Un spectre hante la droite

Un spectre hante la droite : celui d'un FN arbitre du troisième tour dans plusieurs départements. En 1998, après des élections régionales globalement gagnées, la victoire de la droite avait été gâchée, et parfois rendue possible, par le soutien des élus FN.

Un spectre hante la droite : celui d'un FN arbitre du troisième tour dans plusieurs départements. En 1998, après des élections régionales globalement gagnées, la victoire de la droite avait été gâchée, et parfois rendue possible, par le soutien des élus FN. En Franche-Comté, droite et gauche s'étaient retrouvées à égalité avec 17 sièges chacune. Les 9 élus d'extrême droite avaient voté pour Jean-François Humbert (UDF) qui avait immédiatement démissionné afin de ne pas être l'otage d'un parti qu'il détestait. Il s'y était d'ailleurs engagé avant le scrutin avec une grande clarté et cela lui avait valu un concert de félicitations venant de bien au-delà de la région.

Gauche et droite étaient sorties de l'impasse politique en co-gérant la région d'une manière assez originale. La gauche n'avait d'abord pas présenté de candidat à la présidence et s'était abstenue, Jean-François Humbert avait été élu avec les voix de son camp tandis que le FN votait contre. Ensuite, une commission mixte de 12 membres, 6 de chaque côté, examinait les dossiers avant leur passage en séance.

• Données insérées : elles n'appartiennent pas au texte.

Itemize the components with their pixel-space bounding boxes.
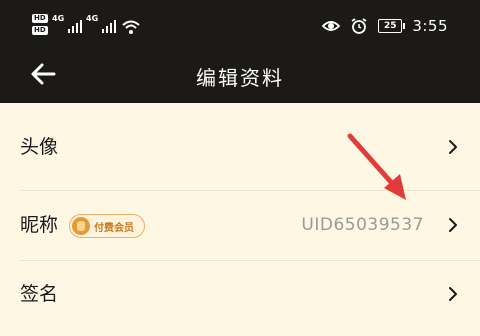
chevron-right-icon: [449, 287, 457, 301]
hd-label-2: HD: [32, 26, 48, 35]
status-left: HD HD 4G 4G: [32, 14, 140, 42]
vip-badge-label: 付费会员: [94, 222, 134, 234]
status-right: 25 3:55: [322, 16, 448, 36]
status-bar: HD HD 4G 4G 25 3:55: [0, 0, 480, 48]
top-bar: HD HD 4G 4G 25 3:55 编辑资料: [0, 0, 480, 103]
annotation-arrow-icon: [347, 133, 406, 200]
network-type-2: 4G: [86, 14, 99, 23]
signal-bars-icon: [68, 17, 82, 33]
hd-indicator: HD HD: [32, 14, 48, 35]
row-label: 头像: [20, 136, 59, 158]
vip-coin-icon: [72, 217, 90, 235]
signal-1: 4G: [52, 14, 82, 33]
network-type-1: 4G: [52, 14, 65, 23]
hd-label-1: HD: [32, 14, 48, 23]
page-title: 编辑资料: [196, 66, 284, 90]
wifi-icon: [122, 20, 140, 34]
eye-icon: [322, 21, 341, 31]
signal-bars-icon: [102, 17, 116, 33]
battery-icon: 25: [378, 19, 406, 33]
alarm-icon: [351, 18, 367, 34]
row-signature[interactable]: 签名: [0, 258, 480, 331]
chevron-right-icon: [449, 218, 457, 232]
signal-2: 4G: [86, 14, 116, 33]
chevron-right-icon: [449, 140, 457, 154]
clock-time: 3:55: [412, 17, 448, 35]
row-label: 昵称: [20, 214, 59, 236]
row-label: 签名: [20, 283, 59, 305]
nav-bar: 编辑资料: [0, 48, 480, 103]
vip-badge: 付费会员: [69, 214, 145, 238]
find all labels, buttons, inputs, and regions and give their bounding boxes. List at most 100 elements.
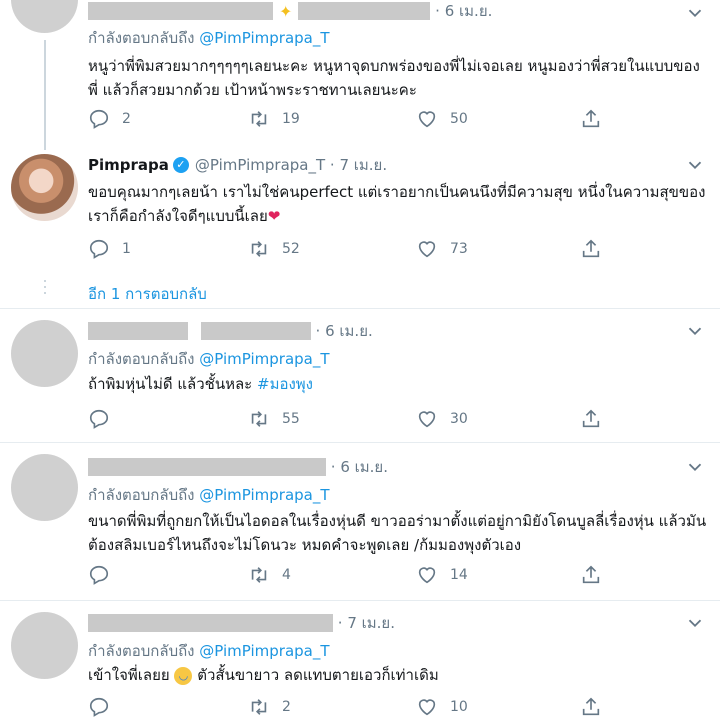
retweet-icon bbox=[248, 108, 270, 130]
tweet-date[interactable]: 6 เม.ย. bbox=[325, 319, 373, 343]
hashtag-link[interactable]: #มองพุง bbox=[257, 375, 313, 393]
reply-button[interactable] bbox=[88, 696, 122, 718]
tweet-actions: 55 30 bbox=[88, 408, 648, 432]
replying-to: กำลังตอบกลับถึง @PimPimprapa_T bbox=[88, 26, 330, 50]
retweet-icon bbox=[248, 696, 270, 718]
like-icon bbox=[416, 696, 438, 718]
replying-to: กำลังตอบกลับถึง @PimPimprapa_T bbox=[88, 347, 330, 371]
replying-handle[interactable]: @PimPimprapa_T bbox=[199, 486, 329, 504]
reply-count: 2 bbox=[122, 111, 131, 127]
share-icon bbox=[580, 108, 602, 130]
replying-label: กำลังตอบกลับถึง bbox=[88, 486, 195, 504]
display-name[interactable]: Pimprapa bbox=[88, 156, 169, 174]
like-count: 14 bbox=[450, 567, 468, 583]
retweet-button[interactable]: 2 bbox=[248, 696, 291, 718]
tweet-date[interactable]: 6 เม.ย. bbox=[340, 455, 388, 479]
replying-handle[interactable]: @PimPimprapa_T bbox=[199, 350, 329, 368]
like-count: 73 bbox=[450, 241, 468, 257]
tweet-header: · 6 เม.ย. bbox=[88, 320, 373, 342]
replying-label: กำลังตอบกลับถึง bbox=[88, 642, 195, 660]
separator-dot: · bbox=[430, 2, 445, 20]
tweet-text: เข้าใจพี่เลยย ◡ ตัวสั้นขายาว ลดแทบตายเอว… bbox=[88, 663, 708, 687]
user-handle[interactable]: @PimPimprapa_T bbox=[195, 156, 325, 174]
tweet-5[interactable]: · 7 เม.ย. กำลังตอบกลับถึง @PimPimprapa_T… bbox=[0, 600, 720, 720]
share-button[interactable] bbox=[580, 408, 614, 430]
replying-label: กำลังตอบกลับถึง bbox=[88, 29, 195, 47]
like-button[interactable]: 30 bbox=[416, 408, 468, 430]
retweet-button[interactable]: 19 bbox=[248, 108, 300, 130]
share-icon bbox=[580, 564, 602, 586]
like-button[interactable]: 73 bbox=[416, 238, 468, 260]
like-button[interactable]: 14 bbox=[416, 564, 468, 586]
share-button[interactable] bbox=[580, 108, 614, 130]
tweet-header: ✦ · 6 เม.ย. bbox=[88, 0, 492, 22]
avatar[interactable] bbox=[11, 320, 78, 387]
tweet-2[interactable]: Pimprapa ✓ @PimPimprapa_T · 7 เม.ย. ขอบค… bbox=[0, 140, 720, 309]
avatar[interactable] bbox=[11, 0, 78, 33]
red-heart-emoji: ❤ bbox=[267, 207, 281, 225]
tweet-actions: 2 10 bbox=[88, 696, 648, 720]
chevron-down-icon[interactable] bbox=[684, 612, 706, 634]
separator-dot: · bbox=[325, 156, 340, 174]
avatar[interactable] bbox=[11, 454, 78, 521]
reply-icon bbox=[88, 408, 110, 430]
like-count: 10 bbox=[450, 699, 468, 715]
chevron-down-icon[interactable] bbox=[684, 320, 706, 342]
reply-button[interactable]: 1 bbox=[88, 238, 131, 260]
tweet-actions: 2 19 50 bbox=[88, 108, 648, 132]
tweet-text: ขนาดพี่พิมที่ถูกยกให้เป็นไอดอลในเรื่องหุ… bbox=[88, 512, 707, 554]
retweet-count: 19 bbox=[282, 111, 300, 127]
tweet-actions: 4 14 bbox=[88, 564, 648, 588]
tweet-date[interactable]: 6 เม.ย. bbox=[445, 0, 493, 23]
replying-handle[interactable]: @PimPimprapa_T bbox=[199, 29, 329, 47]
like-icon bbox=[416, 238, 438, 260]
tweet-date[interactable]: 7 เม.ย. bbox=[339, 153, 387, 177]
tweet-date[interactable]: 7 เม.ย. bbox=[347, 611, 395, 635]
show-more-replies-link[interactable]: อีก 1 การตอบกลับ bbox=[88, 282, 207, 306]
redacted-username bbox=[88, 614, 333, 632]
avatar[interactable] bbox=[11, 154, 78, 221]
tweet-header: · 6 เม.ย. bbox=[88, 456, 388, 478]
avatar[interactable] bbox=[11, 612, 78, 679]
tweet-1[interactable]: ✦ · 6 เม.ย. กำลังตอบกลับถึง @PimPimprapa… bbox=[0, 0, 720, 150]
tweet-4[interactable]: · 6 เม.ย. กำลังตอบกลับถึง @PimPimprapa_T… bbox=[0, 442, 720, 601]
loudly-crying-emoji: ◡ bbox=[174, 666, 193, 685]
reply-button[interactable] bbox=[88, 564, 122, 586]
retweet-icon bbox=[248, 408, 270, 430]
like-icon bbox=[416, 408, 438, 430]
like-button[interactable]: 50 bbox=[416, 108, 468, 130]
replying-label: กำลังตอบกลับถึง bbox=[88, 350, 195, 368]
retweet-count: 4 bbox=[282, 567, 291, 583]
redacted-username bbox=[88, 2, 273, 20]
separator-dot: · bbox=[310, 322, 326, 340]
chevron-down-icon[interactable] bbox=[684, 154, 706, 176]
share-button[interactable] bbox=[580, 238, 614, 260]
share-icon bbox=[580, 238, 602, 260]
redacted-username bbox=[88, 322, 188, 340]
retweet-icon bbox=[248, 238, 270, 260]
reply-button[interactable]: 2 bbox=[88, 108, 131, 130]
share-icon bbox=[580, 696, 602, 718]
retweet-button[interactable]: 4 bbox=[248, 564, 291, 586]
reply-button[interactable] bbox=[88, 408, 122, 430]
reply-count: 1 bbox=[122, 241, 131, 257]
tweet-text-after: ตัวสั้นขายาว ลดแทบตายเอวก็เท่าเดิม bbox=[197, 666, 439, 684]
share-button[interactable] bbox=[580, 564, 614, 586]
retweet-button[interactable]: 55 bbox=[248, 408, 300, 430]
share-button[interactable] bbox=[580, 696, 614, 718]
redacted-handle bbox=[298, 2, 431, 20]
like-button[interactable]: 10 bbox=[416, 696, 468, 718]
replying-handle[interactable]: @PimPimprapa_T bbox=[199, 642, 329, 660]
replying-to: กำลังตอบกลับถึง @PimPimprapa_T bbox=[88, 483, 330, 507]
chevron-down-icon[interactable] bbox=[684, 2, 706, 24]
tweet-3[interactable]: · 6 เม.ย. กำลังตอบกลับถึง @PimPimprapa_T… bbox=[0, 308, 720, 443]
separator-dot: · bbox=[333, 614, 348, 632]
retweet-button[interactable]: 52 bbox=[248, 238, 300, 260]
replying-to: กำลังตอบกลับถึง @PimPimprapa_T bbox=[88, 639, 330, 663]
tweet-text: ถ้าพิมหุ่นไม่ดี แล้วชั้นหละ #มองพุง bbox=[88, 372, 708, 396]
retweet-icon bbox=[248, 564, 270, 586]
tweet-actions: 1 52 73 bbox=[88, 238, 648, 262]
like-icon bbox=[416, 564, 438, 586]
chevron-down-icon[interactable] bbox=[684, 456, 706, 478]
like-count: 50 bbox=[450, 111, 468, 127]
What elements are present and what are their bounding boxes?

Ce compromis permanent, épuisant aux dires de ceux qui l'ont vécu, a permis à l'institution de fonctionner sans que ne pèse la menace frontiste.

En apportant son soutien à deux candidats socialistes aux départementales du Doubs, le sénateur Jean-François Longeot (UDI) rappelle à son camp qu'il aurait tout à perdre à oublier d'aborder publiquement et franchement la question du rapport au FN. Il pose des questions politiques en réclamant qu'on s'intéresse au monde rural. Il pose aussi la question des alliances dans l'hypothèse où surviendrait une répétition du précédent régional de 1998.

Reste qu'il l'a fait comme au billard, en jouant un coup à plusieurs bandes. Le premier consiste à soutenir le seul dissident lancé dans une primaire à droite, Patrick Ronot. Le second à carrément soutenir à titre personnel et amical les socialistes Vincent Fuster et Yves-Michel Dahoui face à Françoise Branget et Michel Vienet pour le premier, Catherine Cuinet et Ludovic Fagaut pour le second. Dans les deux cas, le sénateur-maire d'Ornans flingue : d'abord une ancienne députée et le secrétaire départemental de l'UMP, en second lieu un jeune loup de l'UMP.

Le troisième coup consiste à expliquer qu'il faut tirer les leçons de la montée du FN et faire enfin de la politique. A la gauche du PS, on voit évidemment le danger de ce qui peut aussi s'apparenter à un rapprochement du PS et du centre, voire de la droite modérée. Ainsi, le conseiller régional Eric Durand (EELV) se demande « ce qu'il a en échange » de ce soutien spectaculaire. Mais Longeot a déjà répondu, finement, qu'à 58 ans il n'attend plus rien, soulignant que Vincent Fuster et Yves-Michel Dahoui ne sont pas de son bord, mais qu'ils sont compétents et que la compétence peut être plus forte que l'orientation politique...

Les communistes voient dans la position du sénateur UDI matière à suggérer que si l'on veut vraiment voter à gauche, c'est plus sûr de ne pas voter PS puisqu'il est soutenu par un homme de droite...

Dans l'appareil politique de l'UMP, on est consterné. On réalise que la reconquête du département n'est pas la formalité annoncée, mais on se garde bien de trop parler du sujet. Cela signifie qu'on y a acté la porosité, partielle, entre les électorats UMP et FN. Et on se garde certainement un bouc émissaire commode : en cas de défaite, le coupable tout désigné sera Jean-François Longeot.

N'empêche, à considérer les débats débouchant sur des compromis comme des arrangements, les conflits et les désaccords inhérents à tous les collectifs comme des polémiques stériles, la délibération comme du temps perdu, on risque de passer à côté de la complexité qui est l'une des dimensions de la démocratie. C'est aussi refuser cela qui fait le jeu du FN.